The Chancellor of the Exchequer, Jeremy Hunt, addressed the House of Commons on 22 November 2023 to give his Autumn Statement. He had a lot to say, with 110 measures in the full Autumn Statement.

The main points are summarised below:

  • The Office for Budget Responsibility (OBR) expects the economy to grow by 0.6% in 2023 and then by 0.7% in 2024, 1.4% in 2025, 1.9% in 2026, 2% in 2027 and 1.7% in 2028. These forecasts represent a downgrade on the last set of OBR forecasts, which suggested higher growth in 2024 of 1.8%, for example.
  • Debt is continuing to fall and the OBR forecasts that it will be 92.8% of GDP in 2028/29.
  • Inflation has fallen to 4.6% and it is expected to be 2.8% by the end of 2024, before reaching the target rate of 2% in 2025. This is a longer timeframe than previously thought.
  • Benefits will increase by 6.7% next year, in line with the inflation rate in September 2023. This applies to benefits such as Universal Credit.
  • There will be £4.5billion of support for manufacturing from 2025-30, which includes the aerospace sector and life sciences. In addition, £500million of funding will be invested over the next two years to support more innovation centres. This is being done with the aim of boosting the UK’s AI capabilities.
  • In seeking to reduce the number of adults out of work, the Chancellor announced that if someone claiming benefits has not found employment after 18 months of seeking a job, they will be required to undertake a mandatory work placement. If they do not engage with this process, their benefits will be stopped.
  • A tax break for businesses which allows them to offset investment in machinery, IT and equipment against corporation tax is being made permanent.
  • Business rate relief is being extended for another year, as is the 75% discount on business rates (up to £110,000) for companies in the retail and hospitality sector.
  • Local authorities will be able to recover the full costs of major business planning applications. In return this will be required to meet guaranteed faster timelines and fees will be automatically refunded if a timeline is not met.
  • The main employee National Insurance Rate will be cut from 12% to 10% as of 6 January 2024. For someone earning the average salary of £35,000, this will save them an estimated £450 a year.
  • New Investment Zones will be developed in the West Midlands, Greater Manchester, the East Midlands and Wrexham & Flintshire. The Chancellor stated that they will generate more than £3billion in private investment and create 65,000 new jobs.
  • There will be new devolution deals for a number of areas, including Surrey.

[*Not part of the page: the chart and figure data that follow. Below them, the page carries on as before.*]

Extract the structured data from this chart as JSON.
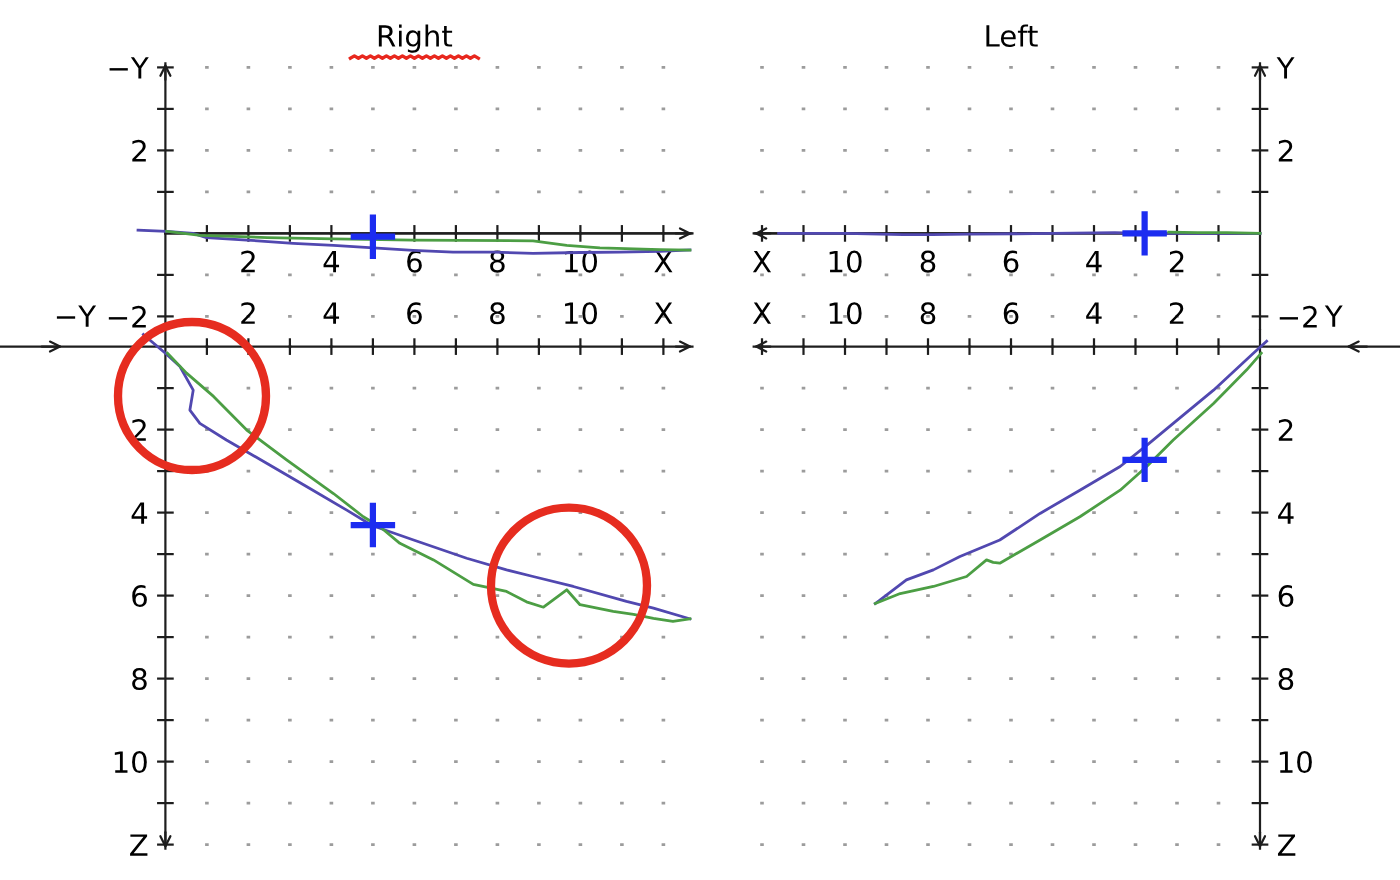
{
  "chart_data": [
    {
      "type": "line",
      "title": "Right",
      "xlim": [
        -4,
        12.7
      ],
      "ylim": [
        -2.3,
        4.1
      ],
      "xticks": [
        {
          "value": 1,
          "label": null
        },
        2,
        {
          "value": 3,
          "label": null
        },
        4,
        {
          "value": 5,
          "label": null
        },
        6,
        {
          "value": 7,
          "label": null
        },
        8,
        {
          "value": 9,
          "label": null
        },
        10,
        {
          "value": 11,
          "label": null
        },
        {
          "value": 12,
          "label": "X"
        }
      ],
      "yticks": [
        {
          "value": -2,
          "label": "−2"
        },
        {
          "value": -1,
          "label": null
        },
        {
          "value": 1,
          "label": null
        },
        2,
        {
          "value": 3,
          "label": null
        },
        {
          "value": 4,
          "label": "−Y"
        }
      ],
      "grid": "x",
      "ref_lines": [
        {
          "axis": "y",
          "value": 0
        }
      ],
      "series": [
        {
          "color": "#5148b0",
          "x": [
            -0.66,
            0.03,
            0.67,
            0.99,
            1.96,
            3.08,
            4.05,
            5.01,
            5.97,
            6.93,
            7.9,
            8.86,
            9.98,
            10.95,
            11.92,
            12.64
          ],
          "values": [
            0.08,
            0.05,
            0,
            -0.1,
            -0.16,
            -0.24,
            -0.29,
            -0.35,
            -0.41,
            -0.45,
            -0.45,
            -0.48,
            -0.46,
            -0.45,
            -0.43,
            -0.4
          ]
        },
        {
          "color": "#4c9e44",
          "x": [
            0.03,
            0.84,
            2.45,
            4.05,
            5.97,
            8.86,
            9.67,
            10.47,
            11.92,
            12.64
          ],
          "values": [
            0.05,
            -0.05,
            -0.1,
            -0.13,
            -0.16,
            -0.18,
            -0.29,
            -0.35,
            -0.39,
            -0.4
          ]
        },
        {
          "type": "scatter",
          "marker": "cross",
          "color": "#1c2cf0",
          "x": [
            5
          ],
          "values": [
            -0.08
          ]
        }
      ]
    },
    {
      "type": "line",
      "xlim": [
        -4,
        12.7
      ],
      "ylim": [
        12.1,
        -0.4
      ],
      "xticks": [
        {
          "value": 1,
          "label": null
        },
        2,
        {
          "value": 3,
          "label": null
        },
        4,
        {
          "value": 5,
          "label": null
        },
        6,
        {
          "value": 7,
          "label": null
        },
        8,
        {
          "value": 9,
          "label": null
        },
        10,
        {
          "value": 11,
          "label": null
        },
        {
          "value": 12,
          "label": "X"
        }
      ],
      "yticks": [
        {
          "value": 1,
          "label": null
        },
        2,
        {
          "value": 3,
          "label": null
        },
        4,
        {
          "value": 5,
          "label": null
        },
        6,
        {
          "value": 7,
          "label": null
        },
        8,
        {
          "value": 9,
          "label": null
        },
        10,
        {
          "value": 11,
          "label": null
        },
        {
          "value": 12,
          "label": "Z"
        }
      ],
      "grid": "x",
      "annotations": [
        "−Y"
      ],
      "series": [
        {
          "color": "#5148b0",
          "x": [
            -0.53,
            0,
            0.35,
            0.67,
            0.59,
            0.83,
            1.47,
            2.44,
            3.4,
            4.37,
            4.98,
            5.98,
            7.26,
            8.22,
            8.86,
            9.83,
            11.11,
            11.76,
            12.64
          ],
          "values": [
            -0.29,
            0.16,
            0.48,
            1.05,
            1.53,
            1.85,
            2.25,
            2.81,
            3.37,
            3.94,
            4.31,
            4.66,
            5.1,
            5.38,
            5.54,
            5.78,
            6.14,
            6.3,
            6.56
          ]
        },
        {
          "color": "#4c9e44",
          "x": [
            0.05,
            0.51,
            1.16,
            1.96,
            2.92,
            4.05,
            4.77,
            5.17,
            5.65,
            6.46,
            7.42,
            8.22,
            8.7,
            9.11,
            9.67,
            9.99,
            10.79,
            11.28,
            11.76,
            12.23,
            12.64
          ],
          "values": [
            0.16,
            0.64,
            1.2,
            2.01,
            2.73,
            3.54,
            4.1,
            4.34,
            4.74,
            5.14,
            5.73,
            5.9,
            6.15,
            6.28,
            5.86,
            6.22,
            6.38,
            6.45,
            6.55,
            6.62,
            6.56
          ]
        },
        {
          "type": "scatter",
          "marker": "cross",
          "color": "#1c2cf0",
          "x": [
            5
          ],
          "values": [
            4.3
          ]
        }
      ]
    },
    {
      "type": "line",
      "title": "Left",
      "xlim": [
        12.2,
        -3.35
      ],
      "ylim": [
        -2.3,
        4.1
      ],
      "xticks": [
        {
          "value": 1,
          "label": null
        },
        2,
        {
          "value": 3,
          "label": null
        },
        4,
        {
          "value": 5,
          "label": null
        },
        6,
        {
          "value": 7,
          "label": null
        },
        8,
        {
          "value": 9,
          "label": null
        },
        10,
        {
          "value": 11,
          "label": null
        },
        {
          "value": 12,
          "label": "X"
        }
      ],
      "yticks": [
        {
          "value": -2,
          "label": "−2"
        },
        {
          "value": -1,
          "label": null
        },
        {
          "value": 1,
          "label": null
        },
        2,
        {
          "value": 3,
          "label": null
        },
        {
          "value": 4,
          "label": "Y"
        }
      ],
      "grid": "x",
      "ref_lines": [
        {
          "axis": "y",
          "value": 0
        }
      ],
      "series": [
        {
          "color": "#5148b0",
          "x": [
            11.6,
            10,
            8.6,
            7.9,
            7,
            5,
            3.5,
            2.8,
            1,
            0
          ],
          "values": [
            0,
            0,
            -0.03,
            -0.03,
            -0.02,
            0,
            0.02,
            0,
            0,
            0
          ]
        },
        {
          "color": "#4c9e44",
          "x": [
            2.2,
            1.5,
            0.8,
            0
          ],
          "values": [
            0.03,
            0.02,
            0.02,
            0
          ]
        },
        {
          "type": "scatter",
          "marker": "cross",
          "color": "#1c2cf0",
          "x": [
            2.78
          ],
          "values": [
            0
          ]
        }
      ]
    },
    {
      "type": "line",
      "xlim": [
        12.2,
        -3.35
      ],
      "ylim": [
        12.1,
        -0.4
      ],
      "xticks": [
        {
          "value": 1,
          "label": null
        },
        2,
        {
          "value": 3,
          "label": null
        },
        4,
        {
          "value": 5,
          "label": null
        },
        6,
        {
          "value": 7,
          "label": null
        },
        8,
        {
          "value": 9,
          "label": null
        },
        10,
        {
          "value": 11,
          "label": null
        },
        {
          "value": 12,
          "label": "X"
        }
      ],
      "yticks": [
        {
          "value": 1,
          "label": null
        },
        2,
        {
          "value": 3,
          "label": null
        },
        4,
        {
          "value": 5,
          "label": null
        },
        6,
        {
          "value": 7,
          "label": null
        },
        8,
        {
          "value": 9,
          "label": null
        },
        10,
        {
          "value": 11,
          "label": null
        },
        {
          "value": 12,
          "label": "Z"
        }
      ],
      "grid": "x",
      "annotations": [
        "Y"
      ],
      "series": [
        {
          "color": "#5148b0",
          "x": [
            -0.16,
            0.16,
            1.12,
            2.09,
            2.73,
            3.37,
            4.34,
            5.3,
            6.27,
            7.23,
            7.87,
            8.52,
            9.16,
            9.27
          ],
          "values": [
            -0.13,
            0.16,
            1.05,
            1.85,
            2.38,
            2.89,
            3.46,
            4.02,
            4.66,
            5.06,
            5.38,
            5.62,
            6.11,
            6.19
          ]
        },
        {
          "color": "#4c9e44",
          "x": [
            9.27,
            8.67,
            7.87,
            7.07,
            6.59,
            6.43,
            6.27,
            5.3,
            4.34,
            3.37,
            2.73,
            2.09,
            1.12,
            0.32,
            -0.03
          ],
          "values": [
            6.19,
            5.95,
            5.78,
            5.54,
            5.14,
            5.2,
            5.22,
            4.66,
            4.1,
            3.46,
            2.89,
            2.25,
            1.37,
            0.56,
            0.16
          ]
        },
        {
          "type": "scatter",
          "marker": "cross",
          "color": "#1c2cf0",
          "x": [
            2.78
          ],
          "values": [
            2.73
          ]
        }
      ]
    }
  ]
}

When concluding his Autumn Statement, the Chancellor emphasised the tax breaks being made for businesses and the reduction in National Insurance, saying that “Lower tax means higher growth.”


Commenting on the Autumn Statement, Richard Cook, Senior Director – Economics, said: “The Chancellor is obviously championing the tax cuts announced in the Autumn Statement, however, if you look at the numbers in more detail you will see that we are still faced with the biggest tax burden since the Second World War. The OBR is forecasting that taxes as a share of GDP will hit almost 38% by 2029. Alongside this, the OBR’s latest growth forecasts are a downgrade on the last set of figures. Neither of these points aligns with the “lower tax means higher growth” statement of the Chancellor.

“Falling inflation is obviously going to be very welcome, although interest rates may not come down as quickly as people hope because the 2% inflation target is going to take longer than expected to reach. This could impact on a number of sectors, notably housebuilding.

“The fact we have a growing economy is clearly a positive thing but I’m skeptical as to how balanced this growth is. The North and Midlands are still underperforming compared with the South when you look at regional GDP data and I’m not convinced of the extent to which the announcements in the Autumn Statement will address this.

“The Chancellor’s intention to speed up major business planning applications is welcomed. However, any fees generated by the planned fast-track service must be ring-fenced for the purpose intended – to fund local authority planning departments. It will be important to see the details, particularly around the refund process discussed as the financial risk associated with this could act as a significant deterrent any new powers being used by local planning authorities.”